“Cassette tape resurgence” — it’s a phrase whose very utterance seems to beg several questions: How? Why? And for whom?
The subject of numerous thinkpieces, hullabaloo, and general derision, the return of the cassette tape seems, at first glance, to be little more than a bad joke about hipsters made manifest in corporeal form. For those old enough to remember when cassette tapes were the de facto standard, there doesn’t seem much to celebrate about their return: cueing a particular track involves a good deal of guesswork and repeated mashing of rewind and fast-forward; their artwork (or “J-card,” in the vernacular of the cassette otaku) is small and mostly insignificant; and worst of all, every cassette tape player seems prone to occasional bouts of cannibalism, eating the very tapes they were designed to play, enacting a vicious blood price for the mere enjoyment of music.
Regardless, after nearly a decade into their return, they don’t seem to be going anywhere. Why, you ask? The answer was succinctly stated by our dynastic philandering former president William Jefferson Clinton a full quarter-century ago: “It’s the econom[ics,] stupid.”
Simply put, cassettes are a boon to artists, offering a cheap and easy way to release music on a physical medium for an increasingly tight-fisted audience. Some facts and figures, courtesy the Nielsen Music Mid-Year Report for 2017:
- Total audio consumption, which Nielsen defines as individual album sales plus TEA, or “track equivalent album” (10 song sales = 1 album sale) and SEA, or “streaming equivalent album” (1,500 streams = 1 album sale) is at 235.5 million units, a +8.9% change over 2016.
- Streaming — that is to say, music consumption which listeners generally do not pay for — is growing at an enormous rate. On-demand audio streams are clocked at 184.3 billion units, a +62.4% change over 2016. Taking both audio and video streams into account, total on-demand streaming is clocked at 284.7 billion units, a +36.4% change over 2016.
- Meanwhile, album sales are dropping precipitously. Album and TEA sales were clocked at 112.6 million units, a -19.9% change from 2016. Digital album sales clocked at 35.1 million units, also a -19.9% change from 2016; physical album sales clocked at 46.9 million units, a -17.0% change.
To wit: More music is produced, released, and consumed than ever before in history, but fewer and fewer people want to pay for it. And while a new record on vinyl commonly costs between $20–$30 these days, cassettes are still often around the $10-or-under range.

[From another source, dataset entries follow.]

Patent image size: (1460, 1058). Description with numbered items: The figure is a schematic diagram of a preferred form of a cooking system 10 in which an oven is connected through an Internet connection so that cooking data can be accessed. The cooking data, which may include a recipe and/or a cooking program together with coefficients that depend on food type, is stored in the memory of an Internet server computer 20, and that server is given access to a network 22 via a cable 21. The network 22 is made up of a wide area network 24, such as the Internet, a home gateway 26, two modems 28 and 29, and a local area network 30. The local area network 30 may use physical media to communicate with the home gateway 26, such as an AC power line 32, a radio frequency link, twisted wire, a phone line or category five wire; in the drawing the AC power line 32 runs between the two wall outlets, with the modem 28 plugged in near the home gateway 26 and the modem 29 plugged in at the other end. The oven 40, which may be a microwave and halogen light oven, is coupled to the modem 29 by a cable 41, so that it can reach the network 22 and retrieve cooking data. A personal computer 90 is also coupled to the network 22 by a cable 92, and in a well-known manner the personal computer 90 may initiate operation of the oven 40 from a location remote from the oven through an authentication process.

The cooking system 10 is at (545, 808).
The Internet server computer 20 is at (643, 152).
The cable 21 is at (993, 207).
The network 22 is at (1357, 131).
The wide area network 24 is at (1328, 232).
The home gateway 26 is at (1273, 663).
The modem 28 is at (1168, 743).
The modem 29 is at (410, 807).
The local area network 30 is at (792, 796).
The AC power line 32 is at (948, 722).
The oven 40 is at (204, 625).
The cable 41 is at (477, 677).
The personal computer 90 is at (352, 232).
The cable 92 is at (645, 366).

Years ago, I conducted an interview with German electronic musician Uwe Schmidt, best known as Atom Heart or Atom™. Active since the late ’80s, he has released hundreds of records across three decades, and summed up the present-day conundrum: “Today, you either go full commercial or full underground — there’s not really anything in between. In the ’90s and most of the ’00s, until 2008 or so, there was still a middle ground. You could make underground music on an underground label and still sell 5,000 copies, doing something really weird. That doesn’t happen anymore. In the ’90s, it was much easier to to make music and make a living.”